J’ai décidé de vous parler de santé, du moins de celle que je connais. Bien souvent, je ne me sens pas légitime pour témoigner. Alors je m’insurge en silence. Je bouillonne en privé, partage un article sans le commenter, vais aux manifestations sans pancarte et sans m’égosiller. Moi, je suis infirmière et formatrice, c’est tout. Néanmoins, ce sont ces deux fonctions qui m’amènent à écrire aujourd’hui.

Comme infirmière, j’entends les patients, malmenés. D’un autre côté, j’enseigne à des adultes, entre autres à de futures aides-soignantes. Comme formatrice, je suis témoin d’un futur personnel hospitalier qui est déjà en souffrance. Et puis, je suis fille de parents malades, proche d’amis délaissés par notre système de santé, je suis témoin d’un engrenage infernal et qui m’effraie, et je suis citoyenne de cette société. Chaque jour, j’entends, je lis ou constate des faits poignants et graves liés à la santé. Nombreuses sont les victimes d’un système insensé qui voudrait mélanger deux concepts opposés : rentabilité et bien-être. Ça ne marche pas ! Mon quotidien est jonché de témoignages qui l’illustrent.
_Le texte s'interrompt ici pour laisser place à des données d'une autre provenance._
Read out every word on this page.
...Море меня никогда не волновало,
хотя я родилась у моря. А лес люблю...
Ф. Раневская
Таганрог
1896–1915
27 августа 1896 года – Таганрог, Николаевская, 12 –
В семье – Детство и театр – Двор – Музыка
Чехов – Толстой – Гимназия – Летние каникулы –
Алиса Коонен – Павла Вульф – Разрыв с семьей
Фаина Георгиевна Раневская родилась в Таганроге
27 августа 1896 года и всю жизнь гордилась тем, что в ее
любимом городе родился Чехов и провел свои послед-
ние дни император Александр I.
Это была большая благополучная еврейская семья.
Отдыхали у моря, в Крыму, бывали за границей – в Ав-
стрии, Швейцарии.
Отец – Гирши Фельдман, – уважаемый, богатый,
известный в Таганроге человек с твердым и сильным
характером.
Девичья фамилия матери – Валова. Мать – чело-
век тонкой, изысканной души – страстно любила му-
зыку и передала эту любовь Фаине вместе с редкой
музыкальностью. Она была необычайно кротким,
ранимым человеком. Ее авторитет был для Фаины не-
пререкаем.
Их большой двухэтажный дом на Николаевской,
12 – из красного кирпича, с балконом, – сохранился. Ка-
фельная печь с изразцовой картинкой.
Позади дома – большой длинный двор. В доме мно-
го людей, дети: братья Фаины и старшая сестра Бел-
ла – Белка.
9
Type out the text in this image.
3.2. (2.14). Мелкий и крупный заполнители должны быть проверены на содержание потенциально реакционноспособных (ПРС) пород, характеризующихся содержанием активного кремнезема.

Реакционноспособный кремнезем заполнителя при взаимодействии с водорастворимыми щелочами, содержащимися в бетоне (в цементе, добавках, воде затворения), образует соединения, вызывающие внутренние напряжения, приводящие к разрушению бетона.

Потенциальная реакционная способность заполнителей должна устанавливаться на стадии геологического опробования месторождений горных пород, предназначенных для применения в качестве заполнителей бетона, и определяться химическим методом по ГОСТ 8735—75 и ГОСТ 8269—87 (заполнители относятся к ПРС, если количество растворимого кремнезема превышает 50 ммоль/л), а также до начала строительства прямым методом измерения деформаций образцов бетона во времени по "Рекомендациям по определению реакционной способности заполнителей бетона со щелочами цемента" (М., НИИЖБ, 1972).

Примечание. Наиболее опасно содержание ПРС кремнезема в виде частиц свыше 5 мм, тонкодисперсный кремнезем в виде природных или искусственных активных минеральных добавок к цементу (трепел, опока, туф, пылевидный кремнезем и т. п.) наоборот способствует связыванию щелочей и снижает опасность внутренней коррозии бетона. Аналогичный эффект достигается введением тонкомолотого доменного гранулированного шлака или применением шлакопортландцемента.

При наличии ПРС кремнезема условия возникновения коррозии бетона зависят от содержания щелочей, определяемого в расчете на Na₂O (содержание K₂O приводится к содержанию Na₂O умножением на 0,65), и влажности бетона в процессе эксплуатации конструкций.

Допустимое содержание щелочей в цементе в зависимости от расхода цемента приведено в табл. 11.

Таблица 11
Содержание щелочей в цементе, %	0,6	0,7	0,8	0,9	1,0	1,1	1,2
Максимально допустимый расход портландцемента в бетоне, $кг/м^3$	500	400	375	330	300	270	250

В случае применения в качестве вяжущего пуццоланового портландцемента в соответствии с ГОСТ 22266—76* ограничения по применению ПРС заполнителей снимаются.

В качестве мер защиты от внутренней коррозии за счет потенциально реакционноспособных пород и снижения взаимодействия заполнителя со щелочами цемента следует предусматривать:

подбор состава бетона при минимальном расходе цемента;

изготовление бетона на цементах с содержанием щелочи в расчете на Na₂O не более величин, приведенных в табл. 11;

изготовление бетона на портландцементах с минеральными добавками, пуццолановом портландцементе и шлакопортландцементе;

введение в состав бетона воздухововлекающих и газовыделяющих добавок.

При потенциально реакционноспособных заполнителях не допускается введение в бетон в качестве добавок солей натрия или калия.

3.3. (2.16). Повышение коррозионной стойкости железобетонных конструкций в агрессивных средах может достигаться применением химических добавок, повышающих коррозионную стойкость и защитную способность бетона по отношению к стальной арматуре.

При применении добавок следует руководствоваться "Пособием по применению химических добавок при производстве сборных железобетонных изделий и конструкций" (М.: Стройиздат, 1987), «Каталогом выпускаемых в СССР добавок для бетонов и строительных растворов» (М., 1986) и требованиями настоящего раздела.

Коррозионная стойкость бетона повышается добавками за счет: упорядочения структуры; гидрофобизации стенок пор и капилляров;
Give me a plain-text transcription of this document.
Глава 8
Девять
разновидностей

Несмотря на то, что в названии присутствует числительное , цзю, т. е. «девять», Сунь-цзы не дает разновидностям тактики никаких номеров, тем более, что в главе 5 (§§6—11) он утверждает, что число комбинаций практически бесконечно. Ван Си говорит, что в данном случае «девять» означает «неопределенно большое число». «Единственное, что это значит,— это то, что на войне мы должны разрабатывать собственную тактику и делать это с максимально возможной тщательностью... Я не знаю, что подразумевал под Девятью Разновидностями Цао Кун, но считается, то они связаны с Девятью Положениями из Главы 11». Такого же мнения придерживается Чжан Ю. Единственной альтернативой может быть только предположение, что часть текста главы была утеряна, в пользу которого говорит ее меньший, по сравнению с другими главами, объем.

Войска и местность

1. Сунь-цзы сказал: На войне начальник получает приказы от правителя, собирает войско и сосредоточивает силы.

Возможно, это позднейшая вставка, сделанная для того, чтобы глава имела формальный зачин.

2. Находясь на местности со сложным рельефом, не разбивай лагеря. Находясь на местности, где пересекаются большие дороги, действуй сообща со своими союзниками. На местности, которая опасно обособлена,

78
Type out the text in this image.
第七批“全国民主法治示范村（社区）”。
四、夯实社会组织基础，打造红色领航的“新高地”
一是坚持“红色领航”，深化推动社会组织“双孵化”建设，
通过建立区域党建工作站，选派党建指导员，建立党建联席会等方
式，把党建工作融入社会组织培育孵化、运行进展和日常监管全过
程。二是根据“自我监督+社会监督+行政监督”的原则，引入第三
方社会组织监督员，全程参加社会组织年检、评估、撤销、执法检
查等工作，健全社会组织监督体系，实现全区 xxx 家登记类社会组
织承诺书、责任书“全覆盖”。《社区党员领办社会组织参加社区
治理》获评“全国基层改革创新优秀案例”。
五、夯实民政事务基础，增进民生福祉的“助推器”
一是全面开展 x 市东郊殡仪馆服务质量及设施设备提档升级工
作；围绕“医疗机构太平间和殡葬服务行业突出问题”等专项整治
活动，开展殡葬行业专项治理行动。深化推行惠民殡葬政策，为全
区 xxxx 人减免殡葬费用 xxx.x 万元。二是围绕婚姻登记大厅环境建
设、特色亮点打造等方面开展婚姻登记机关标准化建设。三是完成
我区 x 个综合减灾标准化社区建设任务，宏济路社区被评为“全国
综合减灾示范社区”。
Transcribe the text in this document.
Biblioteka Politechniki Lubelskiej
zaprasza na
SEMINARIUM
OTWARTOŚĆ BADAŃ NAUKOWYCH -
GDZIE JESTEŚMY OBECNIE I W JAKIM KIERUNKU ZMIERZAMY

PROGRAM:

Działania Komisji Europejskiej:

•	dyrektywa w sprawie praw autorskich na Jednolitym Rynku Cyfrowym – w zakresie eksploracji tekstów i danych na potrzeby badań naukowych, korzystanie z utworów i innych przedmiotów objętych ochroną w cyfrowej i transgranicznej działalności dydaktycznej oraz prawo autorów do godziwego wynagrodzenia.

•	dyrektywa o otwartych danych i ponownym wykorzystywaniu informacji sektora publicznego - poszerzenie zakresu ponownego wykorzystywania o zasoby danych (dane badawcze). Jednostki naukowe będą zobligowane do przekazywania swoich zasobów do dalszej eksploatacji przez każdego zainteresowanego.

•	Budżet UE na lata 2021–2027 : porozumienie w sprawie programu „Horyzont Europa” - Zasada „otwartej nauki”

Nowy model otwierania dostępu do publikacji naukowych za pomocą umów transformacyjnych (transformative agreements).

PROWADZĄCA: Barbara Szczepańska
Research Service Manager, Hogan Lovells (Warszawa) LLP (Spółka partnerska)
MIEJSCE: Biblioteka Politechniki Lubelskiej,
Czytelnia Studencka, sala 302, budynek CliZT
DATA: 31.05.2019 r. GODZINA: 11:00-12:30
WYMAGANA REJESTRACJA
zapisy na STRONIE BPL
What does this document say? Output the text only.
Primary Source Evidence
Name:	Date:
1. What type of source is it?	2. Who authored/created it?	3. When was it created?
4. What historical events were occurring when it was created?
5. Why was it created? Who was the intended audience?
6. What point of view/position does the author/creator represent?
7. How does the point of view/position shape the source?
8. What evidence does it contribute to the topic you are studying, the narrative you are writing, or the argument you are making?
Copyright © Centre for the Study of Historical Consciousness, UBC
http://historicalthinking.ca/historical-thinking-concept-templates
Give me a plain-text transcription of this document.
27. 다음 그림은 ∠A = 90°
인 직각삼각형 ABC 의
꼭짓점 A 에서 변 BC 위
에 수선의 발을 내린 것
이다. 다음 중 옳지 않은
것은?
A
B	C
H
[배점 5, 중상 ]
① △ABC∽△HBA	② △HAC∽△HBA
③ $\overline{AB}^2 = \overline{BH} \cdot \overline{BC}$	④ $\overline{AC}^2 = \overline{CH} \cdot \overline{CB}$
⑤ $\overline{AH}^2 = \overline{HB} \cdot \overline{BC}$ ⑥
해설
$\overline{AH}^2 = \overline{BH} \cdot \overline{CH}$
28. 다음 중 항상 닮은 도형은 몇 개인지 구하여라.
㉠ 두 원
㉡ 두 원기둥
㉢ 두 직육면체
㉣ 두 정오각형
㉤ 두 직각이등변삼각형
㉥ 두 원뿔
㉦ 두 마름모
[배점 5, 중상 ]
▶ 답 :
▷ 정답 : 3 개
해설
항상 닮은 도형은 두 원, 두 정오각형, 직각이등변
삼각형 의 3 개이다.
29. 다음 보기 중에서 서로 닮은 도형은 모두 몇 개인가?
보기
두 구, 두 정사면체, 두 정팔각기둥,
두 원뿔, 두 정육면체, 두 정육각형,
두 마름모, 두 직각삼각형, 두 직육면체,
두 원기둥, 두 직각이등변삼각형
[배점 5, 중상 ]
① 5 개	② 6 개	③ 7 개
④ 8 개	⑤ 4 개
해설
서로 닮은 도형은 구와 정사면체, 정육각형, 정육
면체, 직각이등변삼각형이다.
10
Voyons déjà la formation : malgré ma petite expérience variée comme enseignante en secondaire, j’avais décidé de me réorienter vers ce qui m’attirait : les soins infirmiers. Passionnée par la technicité et l’humanité du métier, je me suis retrouvée, dès le 1er jour de stage, à servir de main d’œuvre gratuite à des services débordés. Un « stage », dans mes études précédentes (professeur), rimait avec une réelle phase d’observation, un encadrement pointu, et la bienveillance de la part de ceux qui me considéraient d’avance comme collègue. Pour les infirmiers, c’est tout l’opposé. Je suis bien placée pour comparer, les conditions de stage des infirmiers sont anormales et extrêmement violentes. Mais ce n’est que le début, le reflet des défaillances générales du système de santé. Et c’est partout pareil, dans le privé comme le public. Manque de moyens, de temps, de respect. Salaires bas, course aux soins, quantité de travail monstrueuse, découragement, et manque cruel de personnel… Et cette pénurie, je la comprends. Les diplômés sont là, mais ils ne postulent pas. Ils changent d’orientation. Quand je tombe sur une offre d’emploi, je frissonne rien que d’imaginer la véritable charge de travail qui se cache derrière la description.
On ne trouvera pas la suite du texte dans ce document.